L'aliénation de la liberté peut-elle justifier le recours à la violence pour la recouvrer ?


    La liberté même, soit des particuliers, soit des Etats, c'est-à-dire l'autonomie (comme si c'était une chose qui convienne à toute sorte de personnes naturellement et en tout temps), ne peut fournir de droit à faire la guerre. Car lorsqu'on dit que la liberté appartient par nature aux hommes ou aux peuples, cela doit être entendu du droit de nature précédant tout fait humain, et de la liberté « par exemption », non de celle qui existe « par incompatibilité » [1] ; c'est-à-dire que, naturellement, l'on n'est point esclave, mais qu'on n'a pas le droit de ne jamais le devenir : car dans ce dernier sens, personne n'est né libre, personne esclave ; c'est la fortune qui a posé ensuite ces noms sur chacun (Sénèque, lib.
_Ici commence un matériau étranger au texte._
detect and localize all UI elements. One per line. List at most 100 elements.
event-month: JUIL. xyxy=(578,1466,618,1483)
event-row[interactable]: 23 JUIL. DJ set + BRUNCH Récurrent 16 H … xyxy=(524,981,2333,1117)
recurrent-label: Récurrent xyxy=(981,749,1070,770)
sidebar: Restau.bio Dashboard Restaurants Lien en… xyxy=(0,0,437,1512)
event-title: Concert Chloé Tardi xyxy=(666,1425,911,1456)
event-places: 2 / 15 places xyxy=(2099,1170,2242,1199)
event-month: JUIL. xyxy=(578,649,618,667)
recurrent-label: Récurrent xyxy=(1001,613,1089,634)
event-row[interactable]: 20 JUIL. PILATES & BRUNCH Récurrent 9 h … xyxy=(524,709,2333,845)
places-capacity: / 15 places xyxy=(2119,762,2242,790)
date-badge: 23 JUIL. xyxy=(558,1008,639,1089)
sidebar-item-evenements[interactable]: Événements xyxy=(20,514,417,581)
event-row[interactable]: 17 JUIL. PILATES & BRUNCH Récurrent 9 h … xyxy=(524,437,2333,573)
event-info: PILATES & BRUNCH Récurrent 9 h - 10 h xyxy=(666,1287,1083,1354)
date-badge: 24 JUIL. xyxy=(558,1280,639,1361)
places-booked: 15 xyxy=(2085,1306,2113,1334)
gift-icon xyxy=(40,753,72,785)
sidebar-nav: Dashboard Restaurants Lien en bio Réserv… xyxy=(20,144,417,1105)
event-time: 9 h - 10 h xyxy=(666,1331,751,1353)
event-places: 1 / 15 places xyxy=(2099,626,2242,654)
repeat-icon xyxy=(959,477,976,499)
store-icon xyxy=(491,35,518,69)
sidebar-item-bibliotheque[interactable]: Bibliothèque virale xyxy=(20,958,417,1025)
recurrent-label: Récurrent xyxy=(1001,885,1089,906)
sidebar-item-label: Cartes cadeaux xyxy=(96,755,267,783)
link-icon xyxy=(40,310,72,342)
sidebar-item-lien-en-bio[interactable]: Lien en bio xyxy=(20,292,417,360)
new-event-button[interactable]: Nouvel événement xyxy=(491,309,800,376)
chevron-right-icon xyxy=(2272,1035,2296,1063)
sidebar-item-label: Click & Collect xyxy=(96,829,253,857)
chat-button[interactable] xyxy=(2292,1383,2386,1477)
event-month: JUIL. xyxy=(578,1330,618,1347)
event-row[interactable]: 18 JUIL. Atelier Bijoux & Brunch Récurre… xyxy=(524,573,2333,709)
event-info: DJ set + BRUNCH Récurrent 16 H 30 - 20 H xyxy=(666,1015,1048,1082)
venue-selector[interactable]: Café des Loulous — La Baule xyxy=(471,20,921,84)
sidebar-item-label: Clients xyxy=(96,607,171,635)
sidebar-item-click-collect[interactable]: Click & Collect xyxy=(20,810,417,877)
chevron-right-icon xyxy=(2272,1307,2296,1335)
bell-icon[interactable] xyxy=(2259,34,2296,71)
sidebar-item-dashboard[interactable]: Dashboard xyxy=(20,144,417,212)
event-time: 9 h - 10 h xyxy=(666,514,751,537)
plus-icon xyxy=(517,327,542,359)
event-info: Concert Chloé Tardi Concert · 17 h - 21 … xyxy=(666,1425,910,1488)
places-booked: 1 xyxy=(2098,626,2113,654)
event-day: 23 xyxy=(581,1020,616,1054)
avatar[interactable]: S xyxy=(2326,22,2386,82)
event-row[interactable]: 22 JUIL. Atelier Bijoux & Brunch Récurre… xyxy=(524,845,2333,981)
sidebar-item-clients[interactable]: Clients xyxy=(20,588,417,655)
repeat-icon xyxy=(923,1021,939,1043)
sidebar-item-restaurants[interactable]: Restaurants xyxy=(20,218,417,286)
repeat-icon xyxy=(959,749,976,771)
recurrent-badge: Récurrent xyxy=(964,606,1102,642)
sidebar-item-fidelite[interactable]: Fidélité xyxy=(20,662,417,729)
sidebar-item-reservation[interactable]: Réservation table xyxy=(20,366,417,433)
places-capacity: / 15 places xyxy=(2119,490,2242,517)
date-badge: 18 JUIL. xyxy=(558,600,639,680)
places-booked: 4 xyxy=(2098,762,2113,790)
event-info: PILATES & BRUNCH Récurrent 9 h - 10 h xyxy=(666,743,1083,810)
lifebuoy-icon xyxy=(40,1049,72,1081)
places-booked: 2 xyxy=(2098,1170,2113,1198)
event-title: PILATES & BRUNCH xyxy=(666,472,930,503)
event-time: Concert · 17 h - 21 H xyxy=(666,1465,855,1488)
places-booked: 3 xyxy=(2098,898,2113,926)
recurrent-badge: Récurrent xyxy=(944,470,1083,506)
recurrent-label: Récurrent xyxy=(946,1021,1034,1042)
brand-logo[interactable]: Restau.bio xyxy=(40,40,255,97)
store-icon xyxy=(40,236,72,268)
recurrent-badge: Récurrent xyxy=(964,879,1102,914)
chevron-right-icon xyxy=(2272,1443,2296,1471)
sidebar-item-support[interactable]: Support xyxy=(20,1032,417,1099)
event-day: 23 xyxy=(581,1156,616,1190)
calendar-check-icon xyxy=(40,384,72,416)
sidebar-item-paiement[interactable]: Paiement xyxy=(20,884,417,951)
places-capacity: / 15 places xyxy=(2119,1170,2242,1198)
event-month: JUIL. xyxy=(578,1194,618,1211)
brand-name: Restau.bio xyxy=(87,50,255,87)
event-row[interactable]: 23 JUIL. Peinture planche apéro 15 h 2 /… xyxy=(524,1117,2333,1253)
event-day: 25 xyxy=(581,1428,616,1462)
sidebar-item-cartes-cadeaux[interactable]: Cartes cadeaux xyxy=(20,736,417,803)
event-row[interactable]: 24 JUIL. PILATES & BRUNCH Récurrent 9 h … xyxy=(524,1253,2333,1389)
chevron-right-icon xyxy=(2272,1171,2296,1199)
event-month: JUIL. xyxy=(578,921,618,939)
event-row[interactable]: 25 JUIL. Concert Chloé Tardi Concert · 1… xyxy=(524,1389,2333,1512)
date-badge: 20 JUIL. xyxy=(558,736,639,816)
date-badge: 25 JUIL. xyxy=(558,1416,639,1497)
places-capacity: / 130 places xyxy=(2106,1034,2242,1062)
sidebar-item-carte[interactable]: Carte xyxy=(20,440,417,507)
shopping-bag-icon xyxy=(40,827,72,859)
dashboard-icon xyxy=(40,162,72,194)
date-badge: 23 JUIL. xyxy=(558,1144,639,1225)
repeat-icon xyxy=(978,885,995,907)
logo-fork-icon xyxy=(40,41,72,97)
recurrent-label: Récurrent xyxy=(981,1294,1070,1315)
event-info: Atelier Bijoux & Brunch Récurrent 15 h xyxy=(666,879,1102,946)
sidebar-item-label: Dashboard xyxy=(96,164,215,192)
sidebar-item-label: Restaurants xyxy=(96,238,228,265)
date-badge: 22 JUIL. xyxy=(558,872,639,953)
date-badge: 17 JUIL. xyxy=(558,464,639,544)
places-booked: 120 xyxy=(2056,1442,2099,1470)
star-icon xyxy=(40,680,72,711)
III, Controv. XXI). Et ce mot d'Aristote : « La loi a fait que l'un fut libre et l'autre esclave » (Polit. Lib. I). C'est pourquoi ceux qui, par une cause légitime, sont tombés dans un esclavage, soit personnel, soit politique, doivent se contenter de leur condition, comme l'apôtre Paul l'enseigne : « Tu as été appelé à la servitude ? Que cela ne te tourmente pas » (I Corinth. VII, 21).




 


Source :Hugo GROTIUS, Le droit de la guerre et de la paix, livre II, chap. XXII, 1625

 

 

 

 

1.
L'état de l'homme selon le droit naturel est celui d'une exemption d'esclavage, mais non d'une incompatibilité absolue avec l'esclavage.